ARC-AGI for reasoning — is it useful for production monitoring?
ARC-AGI (Abstraction and Reasoning Corpus, François Chollet 2019; ARC-AGI-2 in 2024) is a benchmark of visual-grid puzzles where models must infer a transformation rule from a few input-output examples and apply it to a new input. It's the canonical "fluid intelligence" benchmark — designed to be resistant to training-data memorization. The ARC Prize 2024 competition put $1M+ on the table, and OpenAI's o3 model (December 2024) was the first system to cross the 75 percent human-performance threshold on the semi-private set, scoring 87.5 percent at high compute.

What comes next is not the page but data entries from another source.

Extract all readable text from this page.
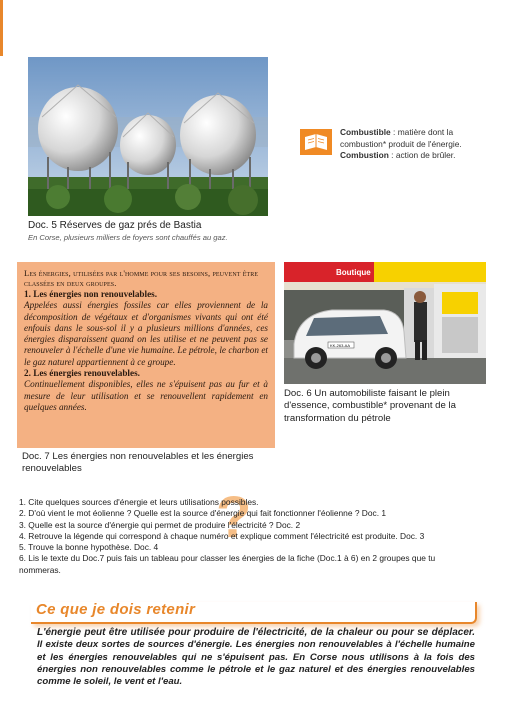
Doc. 5 Réserves de gaz prés de Bastia
En Corse, plusieurs milliers de foyers sont chauffés au gaz.
Combustible : matière dont la combustion* produit de l'énergie.
Combustion : action de brûler.
Les énergies, utilisées par l'homme pour ses besoins, peuvent être classées en deux groupes.
1. Les énergies non renouvelables.
Appelées aussi énergies fossiles car elles proviennent de la décomposition de végétaux et d'organismes vivants qui ont été enfouis dans le sous-sol il y a plusieurs millions d'années, ces énergies disparaissent quand on les utilise et ne peuvent pas se renouveler à l'échelle d'une vie humaine. Le pétrole, le charbon et le gaz naturel appartiennent à ce groupe.
2. Les énergies renouvelables.
Continuellement disponibles, elles ne s'épuisent pas au fur et à mesure de leur utilisation et se renouvellent rapidement en quelques années.
Doc. 7 Les énergies non renouvelables et les énergies renouvelables
Boutique
KK-263-AA
Doc. 6 Un automobiliste faisant le plein d'essence, combustible* provenant de la transformation du pétrole
?
1. Cite quelques sources d'énergie et leurs utilisations possibles.
2. D'où vient le mot éolienne ? Quelle est la source d'énergie qui fait fonctionner l'éolienne ? Doc. 1
3. Quelle est la source d'énergie qui permet de produire l'électricité ? Doc. 2
4. Retrouve la légende qui correspond à chaque numéro et explique comment l'électricité est produite. Doc. 3
5. Trouve la bonne hypothèse. Doc. 4
6. Lis le texte du Doc.7 puis fais un tableau pour classer les énergies de la fiche (Doc.1 à 6) en 2 groupes que tu
nommeras.
Ce que je dois retenir
L'énergie peut être utilisée pour produire de l'électricité, de la chaleur ou pour se déplacer. Il existe deux sortes de sources d'énergie. Les énergies non renouvelables à l'échelle humaine et les énergies renouvelables qui ne s'épuisent pas. En Corse nous utilisons à la fois des énergies non renouvelables comme le pétrole et le gaz naturel et des énergies renouvelables comme le soleil, le vent et l'eau.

Useful for production monitoring? Generally no. ARC-AGI is designed to measure frontier-research progress, not detect day-to-day serving drift. Three problems for monitoring: (a) it's expensive — high-compute runs cost thousands of dollars per evaluation; (b) most production models score in single digits or low teens, making drift signal indistinguishable from noise; (c) the public set is contaminated, and the private set requires Kaggle submission.
If you're explicitly benchmarking a reasoning-heavy product (math tutoring, research assistant, agentic planner), a small 20-item ARC-AGI public-set sample can be useful as a *capability tier* indicator — confirming you're on a frontier-class model rather than detecting drift. For routine drift monitoring, stick with MMLU + HumanEval + GSM8K + SimpleBench (via external leaderboard).